NAİM DİLMENER'LE GEÇMİŞ ZAMANIN İZİNDE

HİSSELİ HARİKALAR KUMPANYASI

29 Mayıs 2022 Pazar 21:23
NAİM DİLMENER'LE GEÇMİŞ ZAMANIN İZİNDE

12 Eylül, memleketin–hayatın her alanını olduğu gibi, popüler müziğimizi de derin bir şekilde etkiledi, değiştirdi. Bu tarih, müziğimizde ciddi bir kırılma noktasına tekabül ediyor.
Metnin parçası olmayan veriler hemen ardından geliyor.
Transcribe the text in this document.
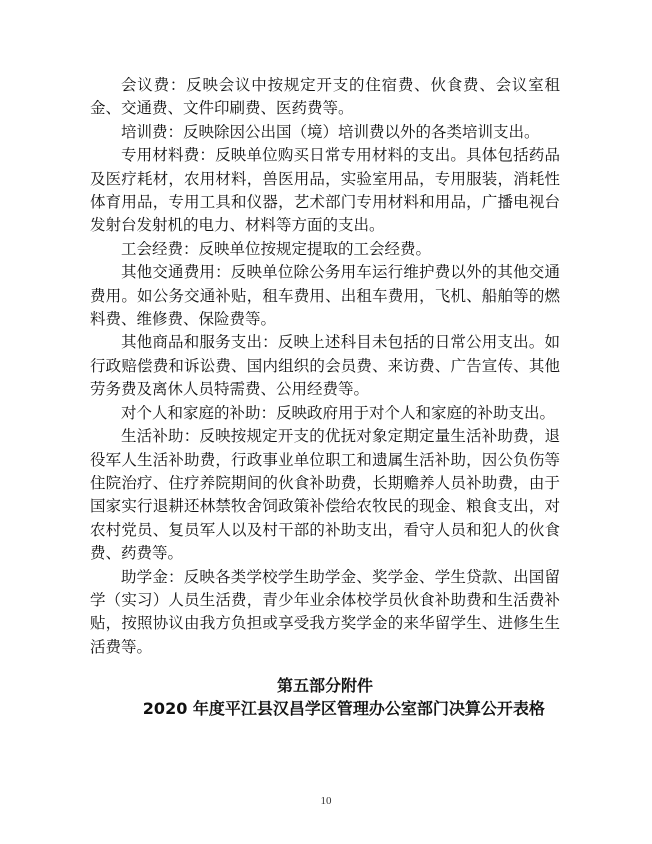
会议费：反映会议中按规定开支的住宿费、伙食费、会议室租金、交通费、文件印刷费、医药费等。

培训费：反映除因公出国（境）培训费以外的各类培训支出。

专用材料费：反映单位购买日常专用材料的支出。具体包括药品及医疗耗材，农用材料，兽医用品，实验室用品，专用服装，消耗性体育用品，专用工具和仪器，艺术部门专用材料和用品，广播电视台发射台发射机的电力、材料等方面的支出。

工会经费：反映单位按规定提取的工会经费。

其他交通费用：反映单位除公务用车运行维护费以外的其他交通费用。如公务交通补贴，租车费用、出租车费用，飞机、船舶等的燃料费、维修费、保险费等。

其他商品和服务支出：反映上述科目未包括的日常公用支出。如行政赔偿费和诉讼费、国内组织的会员费、来访费、广告宣传、其他劳务费及离休人员特需费、公用经费等。

对个人和家庭的补助：反映政府用于对个人和家庭的补助支出。

生活补助：反映按规定开支的优抚对象定期定量生活补助费，退役军人生活补助费，行政事业单位职工和遗属生活补助，因公负伤等住院治疗、住疗养院期间的伙食补助费，长期赡养人员补助费，由于国家实行退耕还林禁牧舍饲政策补偿给农牧民的现金、粮食支出，对农村党员、复员军人以及村干部的补助支出，看守人员和犯人的伙食费、药费等。

助学金：反映各类学校学生助学金、奖学金、学生贷款、出国留学（实习）人员生活费，青少年业余体校学员伙食补助费和生活费补贴，按照协议由我方负担或享受我方奖学金的来华留学生、进修生生活费等。

第五部分附件
2020 年度平江县汉昌学区管理办公室部门决算公开表格
10
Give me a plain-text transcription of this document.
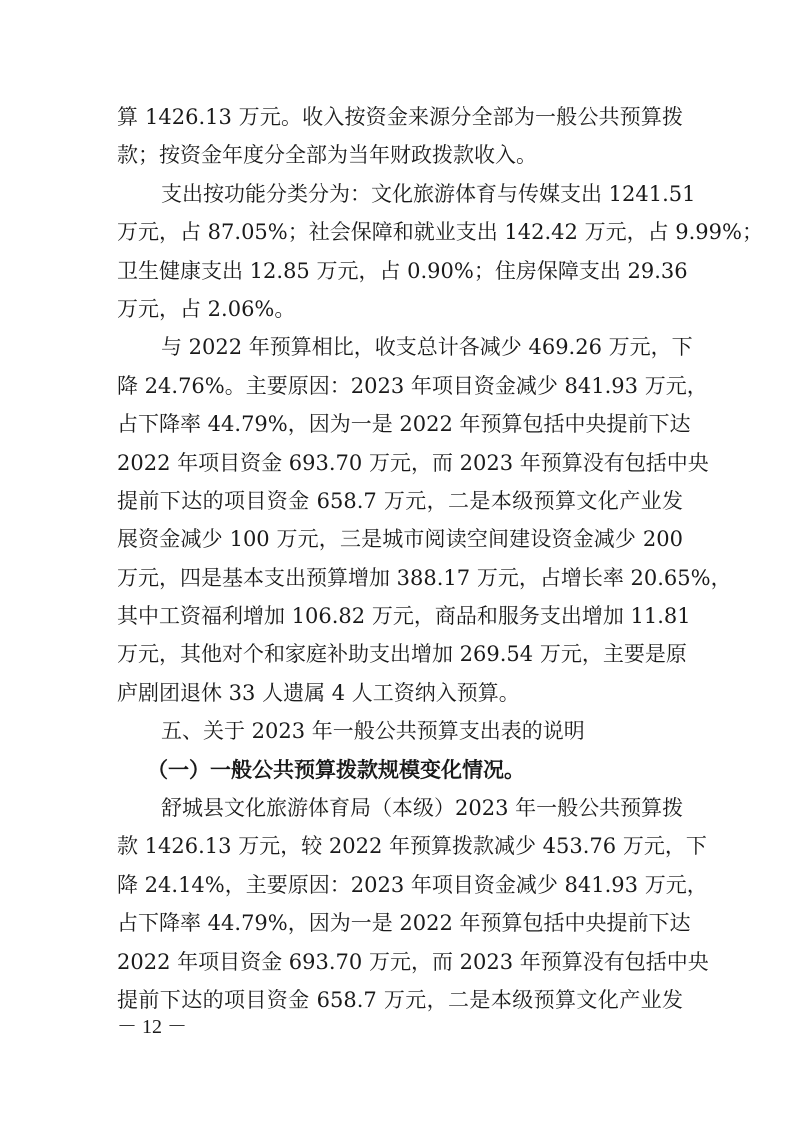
算 1426.13 万元。收入按资金来源分全部为一般公共预算拨
款；按资金年度分全部为当年财政拨款收入。
支出按功能分类分为：文化旅游体育与传媒支出 1241.51
万元，占 87.05%；社会保障和就业支出 142.42 万元，占 9.99%；
卫生健康支出 12.85 万元，占 0.90%；住房保障支出 29.36
万元，占 2.06%。
与 2022 年预算相比，收支总计各减少 469.26 万元，下
降 24.76%。主要原因：2023 年项目资金减少 841.93 万元，
占下降率 44.79%，因为一是 2022 年预算包括中央提前下达
2022 年项目资金 693.70 万元，而 2023 年预算没有包括中央
提前下达的项目资金 658.7 万元，二是本级预算文化产业发
展资金减少 100 万元，三是城市阅读空间建设资金减少 200
万元，四是基本支出预算增加 388.17 万元，占增长率 20.65%，
其中工资福利增加 106.82 万元，商品和服务支出增加 11.81
万元，其他对个和家庭补助支出增加 269.54 万元，主要是原
庐剧团退休 33 人遗属 4 人工资纳入预算。
五、关于 2023 年一般公共预算支出表的说明
（一）一般公共预算拨款规模变化情况。
舒城县文化旅游体育局（本级）2023 年一般公共预算拨
款 1426.13 万元，较 2022 年预算拨款减少 453.76 万元，下
降 24.14%，主要原因：2023 年项目资金减少 841.93 万元，
占下降率 44.79%，因为一是 2022 年预算包括中央提前下达
2022 年项目资金 693.70 万元，而 2023 年预算没有包括中央
提前下达的项目资金 658.7 万元，二是本级预算文化产业发
－ 12 －
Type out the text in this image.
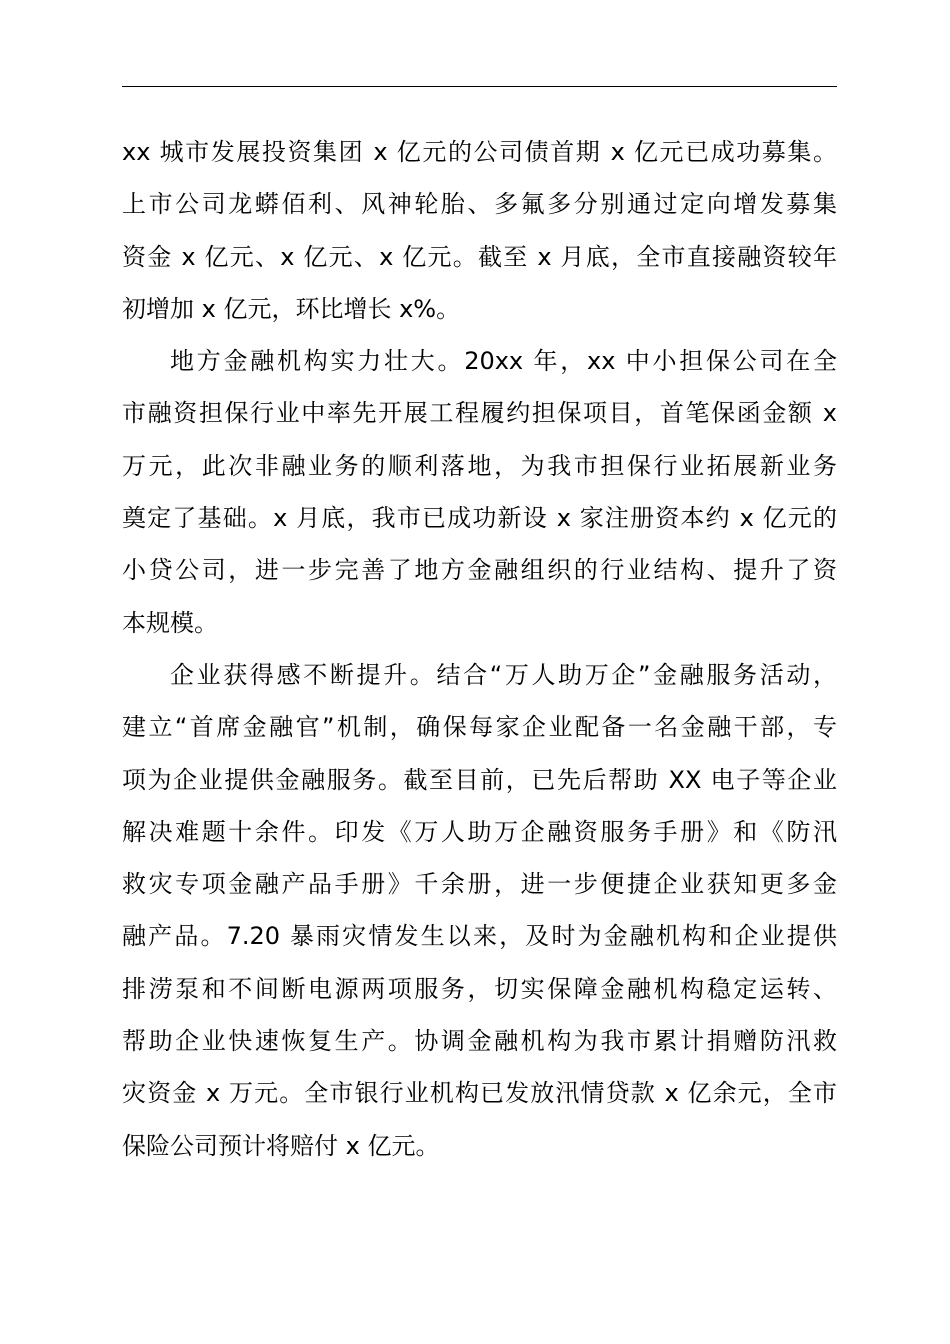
xx 城市发展投资集团 x 亿元的公司债首期 x 亿元已成功募集。
上市公司龙蟒佰利、风神轮胎、多氟多分别通过定向增发募集
资金 x 亿元、x 亿元、x 亿元。截至 x 月底，全市直接融资较年
初增加 x 亿元，环比增长 x%。
地方金融机构实力壮大。20xx 年，xx 中小担保公司在全
市融资担保行业中率先开展工程履约担保项目，首笔保函金额 x
万元，此次非融业务的顺利落地，为我市担保行业拓展新业务
奠定了基础。x 月底，我市已成功新设 x 家注册资本约 x 亿元的
小贷公司，进一步完善了地方金融组织的行业结构、提升了资
本规模。
企业获得感不断提升。结合“万人助万企”金融服务活动，
建立“首席金融官”机制，确保每家企业配备一名金融干部，专
项为企业提供金融服务。截至目前，已先后帮助 XX 电子等企业
解决难题十余件。印发《万人助万企融资服务手册》和《防汛
救灾专项金融产品手册》千余册，进一步便捷企业获知更多金
融产品。7.20 暴雨灾情发生以来，及时为金融机构和企业提供
排涝泵和不间断电源两项服务，切实保障金融机构稳定运转、
帮助企业快速恢复生产。协调金融机构为我市累计捐赠防汛救
灾资金 x 万元。全市银行业机构已发放汛情贷款 x 亿余元，全市
保险公司预计将赔付 x 亿元。
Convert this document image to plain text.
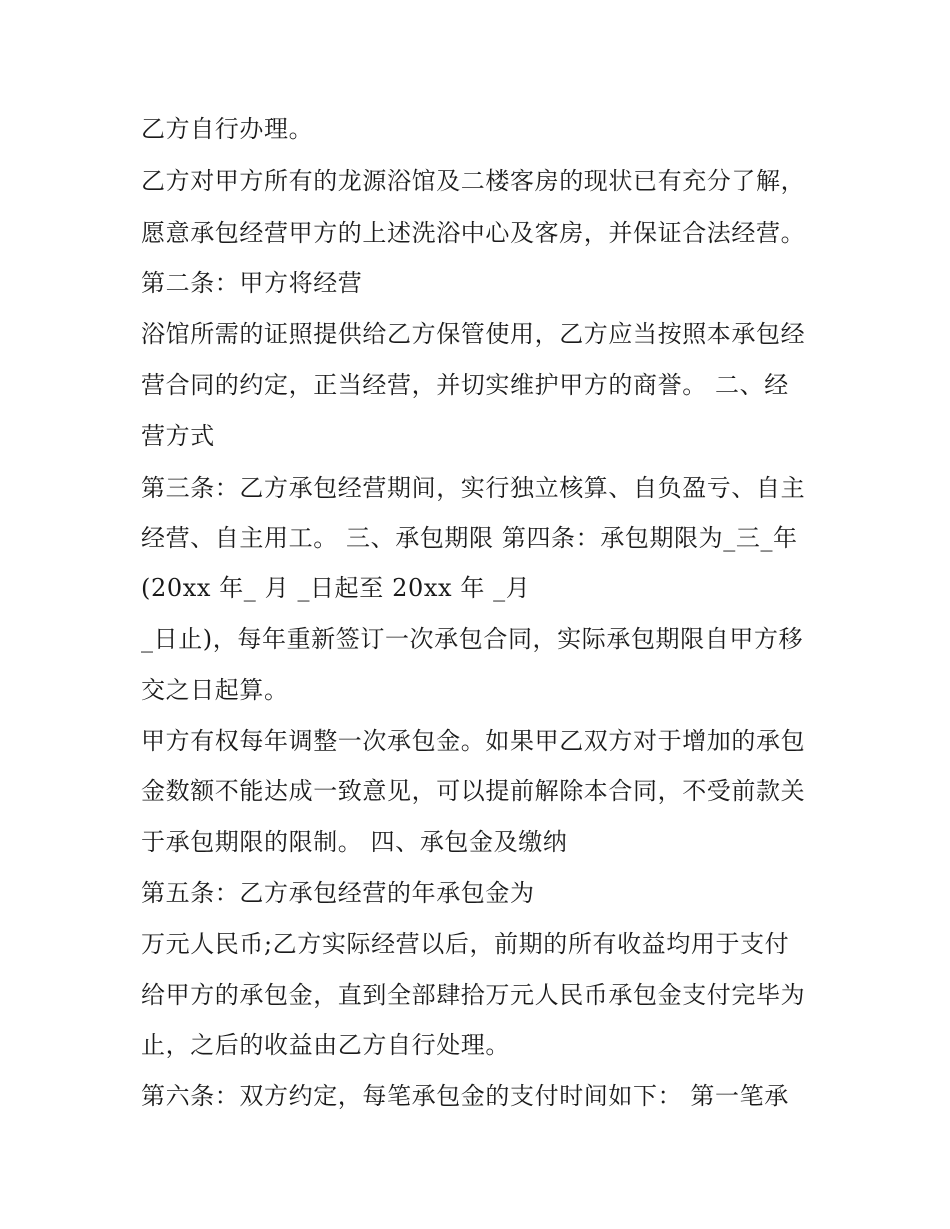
乙方自行办理。
乙方对甲方所有的龙源浴馆及二楼客房的现状已有充分了解，
愿意承包经营甲方的上述洗浴中心及客房，并保证合法经营。
第二条：甲方将经营
浴馆所需的证照提供给乙方保管使用，乙方应当按照本承包经
营合同的约定，正当经营，并切实维护甲方的商誉。 二、经
营方式
第三条：乙方承包经营期间，实行独立核算、自负盈亏、自主
经营、自主用工。 三、承包期限 第四条：承包期限为_三_年
(20xx 年_ 月 _日起至 20xx 年 _月
_日止)，每年重新签订一次承包合同，实际承包期限自甲方移
交之日起算。
甲方有权每年调整一次承包金。如果甲乙双方对于增加的承包
金数额不能达成一致意见，可以提前解除本合同，不受前款关
于承包期限的限制。 四、承包金及缴纳
第五条：乙方承包经营的年承包金为
万元人民币;乙方实际经营以后，前期的所有收益均用于支付
给甲方的承包金，直到全部肆拾万元人民币承包金支付完毕为
止，之后的收益由乙方自行处理。
第六条：双方约定，每笔承包金的支付时间如下： 第一笔承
Marmarisli (şimdi galiba Bodrumlu) ‘ressam’ ve şürekası, “Başlıca organlarıyla işlemez duruma getirilmiş ‘Devlet’e yeniden işlerlik kazandırmak, tezat ve suskunluğa bürünmüş anayasal kuruluşlar”ı ‘o eski özlenen’ hallerine getirmek için “ülke yönetimine bütünüyle el koymuş ve bu ‘bütünüyle’ sözcüğü hemen ilk gün ile birlikte lafta kalmamıştır. ‘Müzik’ de, bu ‘bütün’ün bir parçasıdır ve ‘paşa’larımıza göre, bu alanı da hizaya sokmak şarttır!
12 Eylül’ün, müzik dünyamızdaki ilk etkileri, aranan–soruşturulan sanatçılarımızın–müzisyenlerimizin listesinin açıklanması ya da duyulmasıyla hissedildi. Listenin başında, Şanar Yurdatapan, Melike Demirağ, Cem Karaca ve Selda olmak üzere popüler müzik piyasamızın her zaman radikal kanadında durmuş önemli isimler vardı. Ama yalnızca bu kadar değil; bilmem ne sendika konserinde çalan müzisyenlerin arasında yer almış filanca ‘bağlamacı’ da, herhangi bir grev alanını şenlendirmiş falanca ‘darbukacı’ da vardı bu listede. Adamlar işi sıkı tutuyordu. Son yıllarda kuvvetle esmiş Ecevit rüzgarı nedeniyle hemen hemen herkes (“Aman fişlenmeyeyim!” ve benzeri) eski tür korkularını bir kenara bırakmış ve aleni olarak, adlı adınca bulunduğu ‘saf’ı seçmiş, rengini belli etmişti nasılsa. Yani yapılması gereken çok kolaydı: Kim ‘sivri’ydi, kim ‘farklı’ydı, yani kim ‘solcu’ydu artık ‘net’ bir şekilde biliniyordu ve tek yapılması gereken, bunları ‘toplamak’tı. Topladılar da.
Kısa bir zaman içerisinde, müzik dünyamızda bir müzisyen açığı belirdi. Kimse yerinde değildi; stüdyoya sokacak adam bulunamıyordu. Bu sanatçı ve müzisyenlerimizin bir kısmı ise zaten Yunanistan üzerinden Almanya ve diğer Avrupa ülkelerinde almıştı soluğu. Yani müzik dünyası, ‘yönetimin’in istediği yerdeydi artık… ‘Pop’un altta kalışı, ‘arabesk’in yükselişi aslında 12 Eylül’den çok önce başlamış bir hadiseydi. Bu alanın tarihçileri, Türküola Plak tarafından İbrahim Tatlıses’in bir albümü için yapılmış tanıtım partisini, oldukça önemli bir nokta, bir yol ayırımı olarak kabul eder. Bu partide; “Konuklar, İbrahim Tatlıses sahnede ‘Sabuha’yı söylerken, dağıtılan çiğ köfteyi afiyetle midelerine indirmiş”tir. 12 Eylül idaresinin yapması gereken de, hayatın her alanını, bu ‘parti’ye çevirmektir: Saçları fönlene–fönlene bir yün yumağına dönüşmüş birbirinin eşi şarkıcıların, birbirinin tamamen aynısı şarkılarının çalınıp söylendiği kebaplı–çiğ köfteli bir parti. Başardılar da.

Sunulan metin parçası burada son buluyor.